Sterling Holloway was an actor that Disney turned to time and time again. Those born in the first half of the 20th century may remember him as Uncle Oscar in the TV series the Adventures of Superman, however it is his voice that is best loved as that of Winnie the Pooh, Kaa in The Jungle Book, Mr Stork in Dumbo and the Cheshire Cat in Alice and Wonderland.
Eleanor Audley was a well-known face on classic American television and would regularly appear on shows such as Green Acres, I Love Lucy and The Dick Van Dyke Show. She provided the voices for two of Disney's nastiest female characters, Lady Tremaine in Cinderella and Maleficent in Sleeping Beauty, and served as a physical model for both characters.
The character that is still, to this day, synonymous with Disney. Mickey Mouse’s high falsetto voice was provided by Walt Disney himself for almost 20 years. However by 1946 he had become to busy to continue – and rumour has it his smoker’s voice was no longer up to hitting the high notes – so the role passed to Jimmy MacDonald.
For a decade Walt Disney insisted that the identities of the actors and singers providing the voices for his characters were kept secret. He believed that if audiences knew who was providing the voice the magic would be ruined. As a result, the entire cast of Disney's first feature film Snow White and the Seven Dwarfs went uncredited – along with the several other movies that followed. The title role was played by Adriana Caselotti, an 18-year-old Italian who was trained by her father to be an opera singer. Disney personally chose her for the role and she was placed under a contract which forbade her from appearing in film and other media. However, she continued to take part in publicity for Snow White until well into her later years.
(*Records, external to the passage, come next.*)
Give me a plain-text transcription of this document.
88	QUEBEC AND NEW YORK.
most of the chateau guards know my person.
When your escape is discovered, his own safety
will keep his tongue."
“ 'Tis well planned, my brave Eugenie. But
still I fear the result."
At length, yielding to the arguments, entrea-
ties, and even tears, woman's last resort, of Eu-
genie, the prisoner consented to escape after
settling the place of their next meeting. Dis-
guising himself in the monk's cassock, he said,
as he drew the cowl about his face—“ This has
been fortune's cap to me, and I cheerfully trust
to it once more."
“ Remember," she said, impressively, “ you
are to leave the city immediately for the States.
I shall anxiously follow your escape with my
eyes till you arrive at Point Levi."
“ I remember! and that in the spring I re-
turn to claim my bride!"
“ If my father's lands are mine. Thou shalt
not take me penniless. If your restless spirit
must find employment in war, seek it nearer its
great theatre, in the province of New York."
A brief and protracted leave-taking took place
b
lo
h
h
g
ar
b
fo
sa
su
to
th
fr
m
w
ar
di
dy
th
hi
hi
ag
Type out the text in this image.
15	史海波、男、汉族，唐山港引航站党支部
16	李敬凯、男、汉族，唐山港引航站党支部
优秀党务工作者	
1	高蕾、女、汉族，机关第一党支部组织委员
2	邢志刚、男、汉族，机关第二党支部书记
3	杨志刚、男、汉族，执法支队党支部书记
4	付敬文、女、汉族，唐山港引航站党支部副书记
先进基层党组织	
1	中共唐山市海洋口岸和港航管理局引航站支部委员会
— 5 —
LEFT: Like many early Disney stars, Cliff Edwards appeared in more than one animated film. His first was as Jiminy Cricket in Pinocchio – a character best known for singing the song When You Wish Upon a Star – before later playing the crow in Dumbo. Outside of films Edwards was also a successful ukulele player who had a number one hit with a cover of Singin’ in the Rain in 1929.
RIGHT: Dickie Jones was just 13 years old when he starred as Pinocchio in 1940. Afterwards he had a reasonably successful acting career until he gave it all up in 1959 to go into real estate. He’s still alive today and has been known to appear at Disney promotional events.